Does MBA really help in getting a better job offer ?

Most students pursuing an MBA come with the sole objective of having a decent job offer or a promotion in the existing job soon after completion of the MBA. And most of them take loans to pursue this career dream. According to a recent survey by education portal Campusutra.com  74% MBA 2022-24 aspirants said they would opt for education loans.

There are exceptional cases like those seeking master’s degree or may have a family business to take care of or an entrepreneurial venture in mind. But the exception cases are barely 1%. For the rest 99%, a management degree is a ticket to a dream job through campus placements or leap towards career enhancements. Stakes are high as many of them quit their jobs which essentially means loss of 2 years of income, apprehension and uncertainty of the job market. On top of that, the pressure to pay back the education loans. Hence the returns have to be high. There is more than just the management degree. Colleges need to ensure that they offer quality management education which enables them to be prepared for not just the demands of recruiters and for a decent job but also to sustain and achieve, all along their career path.

  • So, what exactly are the B Schools doing to prepare their students for the job market and make them industry ready ?
  •  Are B schools ready to deliver and prepare the future business leaders to cope up with the disrupted market ?  

These are the two key questions every MBA aspirant needs to ask, check and validate before filling the MBA application forms of management institutes. And worth mentioning that these application forms do not come cheap. An MBA aspirant who may have shortlisted 5 B Schools to apply for, may end up spending Rs 10,000.00 to Rs 15,000.00 just buying MBA / PGDM application forms.

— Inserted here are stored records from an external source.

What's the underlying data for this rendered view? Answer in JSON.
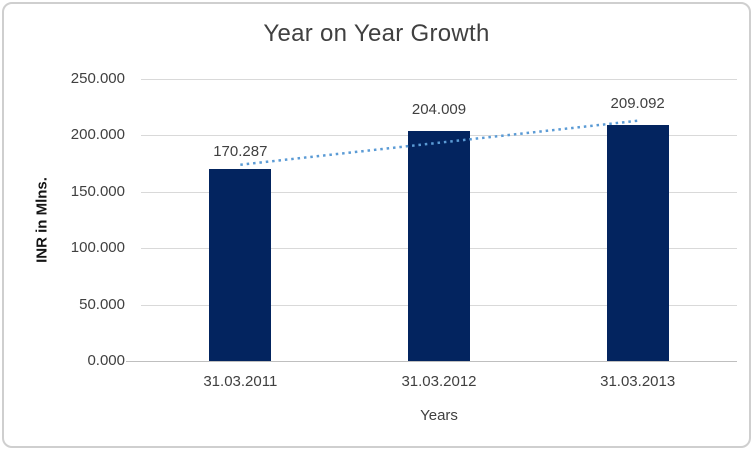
{
  "chart_data": {
    "type": "bar",
    "title": "Year on Year Growth",
    "xlabel": "Years",
    "ylabel": "INR in Mlns.",
    "categories": [
      "31.03.2011",
      "31.03.2012",
      "31.03.2013"
    ],
    "values": [
      170.287,
      204.009,
      209.092
    ],
    "value_labels": [
      "170.287",
      "204.009",
      "209.092"
    ],
    "ylim": [
      0,
      250
    ],
    "yticks": [
      0,
      50,
      100,
      150,
      200,
      250
    ],
    "ytick_labels": [
      "0.000",
      "50.000",
      "100.000",
      "150.000",
      "200.000",
      "250.000"
    ],
    "grid": "horizontal",
    "legend": "none",
    "trendline": {
      "style": "dotted",
      "start_value": 174.0,
      "end_value": 213.0
    },
    "colors": {
      "bar": "#03245f",
      "trendline": "#5b9bd5",
      "gridline": "#d9d9d9",
      "axis_line": "#bfbfbf",
      "text": "#404040",
      "frame_border": "#cfcfcf",
      "background": "#ffffff"
    }
  }
}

While internship and placements data of some management institutes clearly indicates that recruiters today have specific demands. The skill sets looked for are job centric and industry oriented. MBA schools which have adopted new models of delivery and technology, redesigned their courses, built an effective evaluation process and prepared the students to cope with the dynamic business scenario, have done great with campus placements despite the economic slow down.

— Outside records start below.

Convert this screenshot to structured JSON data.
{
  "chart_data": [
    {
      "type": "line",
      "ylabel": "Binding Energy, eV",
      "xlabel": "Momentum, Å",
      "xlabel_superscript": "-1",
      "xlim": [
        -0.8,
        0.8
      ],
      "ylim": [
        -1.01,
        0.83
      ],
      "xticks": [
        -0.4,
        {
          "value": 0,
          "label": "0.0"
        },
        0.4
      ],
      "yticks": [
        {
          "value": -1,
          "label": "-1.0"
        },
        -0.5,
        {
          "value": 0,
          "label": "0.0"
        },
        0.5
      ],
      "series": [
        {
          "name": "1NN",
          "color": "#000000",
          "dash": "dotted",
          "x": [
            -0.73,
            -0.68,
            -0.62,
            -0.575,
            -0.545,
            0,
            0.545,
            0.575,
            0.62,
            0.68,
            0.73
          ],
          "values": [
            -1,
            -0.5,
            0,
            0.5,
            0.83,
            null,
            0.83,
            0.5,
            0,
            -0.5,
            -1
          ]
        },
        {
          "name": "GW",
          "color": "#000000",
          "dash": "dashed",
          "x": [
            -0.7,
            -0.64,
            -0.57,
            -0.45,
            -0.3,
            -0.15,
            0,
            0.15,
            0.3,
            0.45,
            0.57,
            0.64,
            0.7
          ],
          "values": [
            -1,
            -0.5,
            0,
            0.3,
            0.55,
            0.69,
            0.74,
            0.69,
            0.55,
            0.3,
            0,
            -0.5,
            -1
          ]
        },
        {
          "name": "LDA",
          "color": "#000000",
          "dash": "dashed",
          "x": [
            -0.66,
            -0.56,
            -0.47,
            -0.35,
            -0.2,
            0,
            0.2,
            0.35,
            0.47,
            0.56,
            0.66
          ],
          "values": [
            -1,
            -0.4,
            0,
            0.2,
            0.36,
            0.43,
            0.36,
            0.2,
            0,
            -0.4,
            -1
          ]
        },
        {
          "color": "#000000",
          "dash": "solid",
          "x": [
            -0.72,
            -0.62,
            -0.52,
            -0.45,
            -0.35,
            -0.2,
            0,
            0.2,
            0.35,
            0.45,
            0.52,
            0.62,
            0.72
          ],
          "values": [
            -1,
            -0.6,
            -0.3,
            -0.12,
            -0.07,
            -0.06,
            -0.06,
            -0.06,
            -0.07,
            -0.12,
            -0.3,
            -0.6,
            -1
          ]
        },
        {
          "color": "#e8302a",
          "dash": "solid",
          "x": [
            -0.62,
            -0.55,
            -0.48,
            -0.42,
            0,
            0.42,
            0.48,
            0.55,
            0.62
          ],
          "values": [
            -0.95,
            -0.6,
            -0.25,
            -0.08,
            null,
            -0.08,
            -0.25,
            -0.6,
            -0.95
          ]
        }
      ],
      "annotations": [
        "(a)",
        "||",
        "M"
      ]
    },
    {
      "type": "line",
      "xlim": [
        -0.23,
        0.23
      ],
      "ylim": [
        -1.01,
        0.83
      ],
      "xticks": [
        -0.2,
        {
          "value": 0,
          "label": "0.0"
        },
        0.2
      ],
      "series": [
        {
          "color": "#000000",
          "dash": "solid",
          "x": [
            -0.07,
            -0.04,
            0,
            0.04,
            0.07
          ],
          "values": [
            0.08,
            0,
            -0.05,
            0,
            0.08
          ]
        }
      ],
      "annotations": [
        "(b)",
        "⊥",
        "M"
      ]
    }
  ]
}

However, the skill set being looked for by a consulting company like Deloitte or KPMG may be quite different from FMCG or a manufacturing sector. Institutes need to acknowledge this fact and act accordingly.

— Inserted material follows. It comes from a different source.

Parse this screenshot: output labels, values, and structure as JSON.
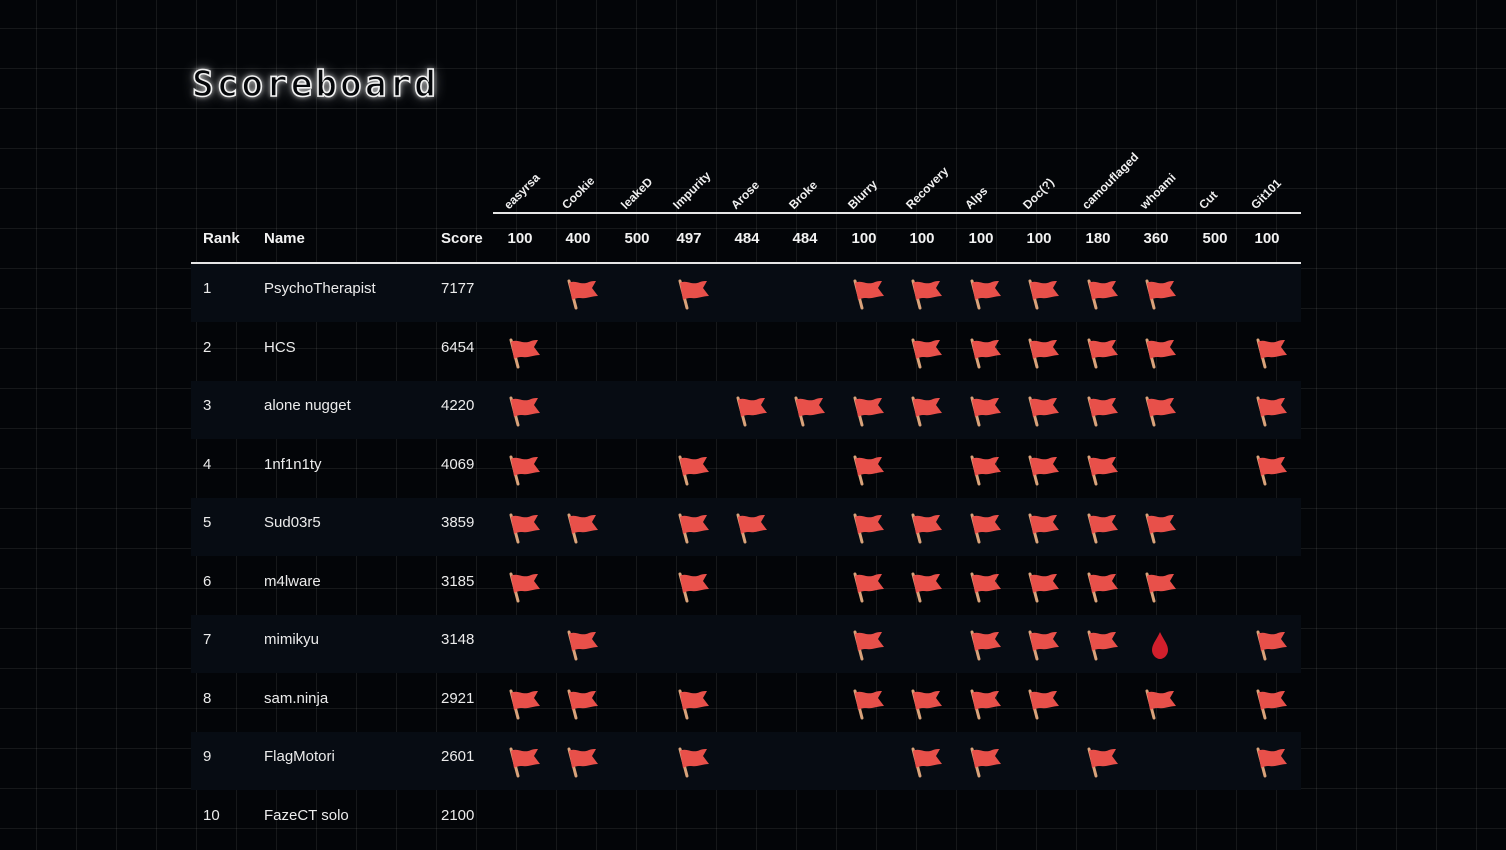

  • Management institutes should ensure that students are intellectually engaged, self motivated and adapt to changes fast. In one word ‘VUCA ready’.
  • B Schools should encourage students to participate in national and international competitive events, simulations of business scenarios.
  • Institutes should have the right mix of faculty members with industry exposure and pure academics.

The placement records of 2021 across top management institutes indicated the fact that recruitment is happening, skilled talent is in demand and certain management institutions continued to attract recruiters even in the middle of an ongoing crisis.

It is time, all management institutes rise to the occasion, understand market realities and identify areas of improvement at both ends – students and faculty.

After all, the stakes are high at both ends. B Schools taking corrective measures will stay while those which are lagging will end up shutting down.